The late winter world outside my window lies brown and still—bloodless and motionless.
Dark thoughts gather like storm clouds as I sit in my wheelchair, unmoving. They spiral tighter: why me, failing hands that once held children, each breath shorter than the last, one final dream of salt water against my skin – hopeless, trapped in these three rooms, her silence, money, the disease’s relentless march, why continue, too weak – even for suicide.
Their weight presses down on my chest. Each breath becomes a battle against an invisible, crushing force. Anxiety and depression settle in with winter’s patience, wearing me down, waiting to choke the light from my eyes.
Then, I remember something from another life.
In healthier days, I studied Brazilian Jiu-Jitsu, an art developed by a small, elderly man who made his name wrestling giants. Beyond its endless techniques lie three essential principles: space, frame, and leverage.
Pinned on my back beneath a larger opponent, these principles offered escape. A slight turn of the hips creates space to move where none existed. His sprawled limbs frame his body on top of me like table legs, but trap one ankle and pull his wrist close on the same side, and the physics shift. Buck my hips upwards and toward his trapped limbs, and his unbalanced weight betrays him. An elbow wedged against his hip becomes a frame of unyielding bone, preventing recovery. His mass flows like water, and with the certainty of the tide, our positions reverse.
Now, the opponent wears no face, but those same principles still balance the fight when darkness pins me down.
Space comes first. These spinning thoughts crush, crowd, paralyze, and panic. Instead of resisting, I watch them pass: fear, doubt, despair. I name each one, and in naming, I find a breath of distance.
Next comes framing. The mind wanders, lost in shadow-lands of futures that never come and pasts that never return. Stories of what might be and what might have been. Fictions. Reality lives only in this heartbeat—the drip of a faucet, dust motes spinning in kitchen window sunlight, a breeze dancing in the treetops, the scent of your own skin. So, I plant my attention here, framing my mind on the reality of this present moment’s solid ground.

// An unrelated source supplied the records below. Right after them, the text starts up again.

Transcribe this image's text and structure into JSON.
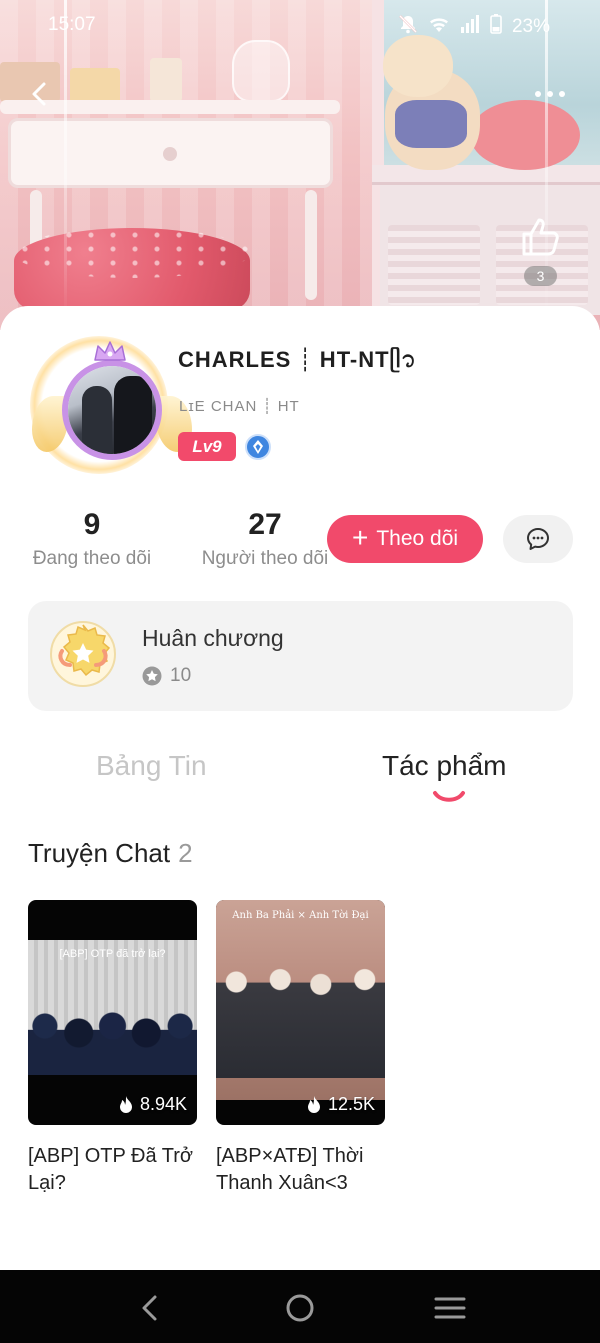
{
  "status_bar": {
    "time": "15:07",
    "battery": "23%",
    "icons": [
      "silent-bell-icon",
      "wifi-icon",
      "signal-icon",
      "battery-icon"
    ]
  },
  "header": {
    "like_count": "3"
  },
  "profile": {
    "display_name": "CHARLES ┊ HT-NTᥫ᭡",
    "handle": "LɪE CHAN ┊ HT",
    "level": "Lv9",
    "following_count": "9",
    "following_label": "Đang theo dõi",
    "followers_count": "27",
    "followers_label": "Người theo dõi",
    "follow_button": "Theo dõi",
    "follow_plus": "+"
  },
  "medal": {
    "title": "Huân chương",
    "count": "10"
  },
  "tabs": [
    {
      "label": "Bảng Tin",
      "active": false
    },
    {
      "label": "Tác phẩm",
      "active": true
    }
  ],
  "section": {
    "title": "Truyện Chat",
    "count": "2"
  },
  "stories": [
    {
      "title": "[ABP] OTP Đã Trở Lại?",
      "views": "8.94K",
      "thumb_caption": "[ABP] OTP đã trở lại?"
    },
    {
      "title": "[ABP×ATĐ] Thời Thanh Xuân<3",
      "views": "12.5K",
      "thumb_caption": "Anh Ba Phải × Anh Tời Đại"
    }
  ],
  "colors": {
    "accent": "#f14a6b",
    "level_badge": "#f24a6b",
    "verify_badge": "#3f86e0"
  }
}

Finally, leverage. Each dawn, I search for small wonders: morning light painting the valley gold, a chickadee’s fearless song piercing winter’s silence, the perfect spiral of a sleeping cat. Dark thoughts cannot hold their grip against a mountain of gratitude for such ordinary miracles. After all, we ride a sphere of rock and water spinning through space around an ancient fire, while billions of other fires burn in the vast dark. What terror can endure before such wonder?
This wrestling seems endless. Sometimes, darkness pins me down, helpless with my back on the floor, my heart racing against my ribs. But then I remember—space, frame, leverage—and escape once again.
5 Responses
Dear Bill
I’ve been reading your journal for a week now and I’ve been struggling to find the words to let you know the impact it’s had on me. But I surrender – I’ll never find the right words. So
I’m hoping you remember me from projects we worked together back in your Wingspan era and beyond. Your intellect, work ethic and wonderful sense of humor buoyed me as we slogged through thankless projects. I loved working with you. I’ve followed your career progression occasionally through LinkedIn and was pleased to see your successes – so well deserved.
So your recent LinkedIn post about your ALS diagnosis brought me to your journal. And to my knees.
Your journey is unimaginable- and I’m awestruck by your attitude and meditations. You are as amazing a human being as I remembered- only more so. I thank you for sharing your journal – and it’s important to me that you know it is helping me. My daughter passed away suddenly 2 years ago. Another unimaginable event. One that makes living often unbearable. I live only for her children now. And to speak about my beautiful daughter.
I’ve been depressed and angry.
Reading your journal entries has inspired me to look for a different path and perspective. I can’t explain it, I don’t have the words, but I am so blessed that you do.
So all I can say is that I love you. And that you will be remembered- by those whose lives you touched along the way and by your children and the grandchildren you haven’t yet met.
With respect and gratitude- Judy
Thank you.
Good analogy with sports. It’s just easier to fight when you know you can win, if not that time then the next. But it’s a completely different thing when you’re fighting something where there’s no winning and where not only you lose but also the people around you.
I wish you peace.
Thank you for your thoughtful and kind comment.
Unfortunately, you’ve described the human condition: it is in our nature to die. There is no possibility of “winning.”
But there is the present moment—full of wonders—that can be “won,” again and again, in every moment you live.
There are two parts to my reading your insights. One is the truly amazing writer that you are—a style so unique and moving. The other is the wisdom you are imparting of what the long slide to death means to you and thus a window for your readers. Thanks with all my heart and peace and courage to you.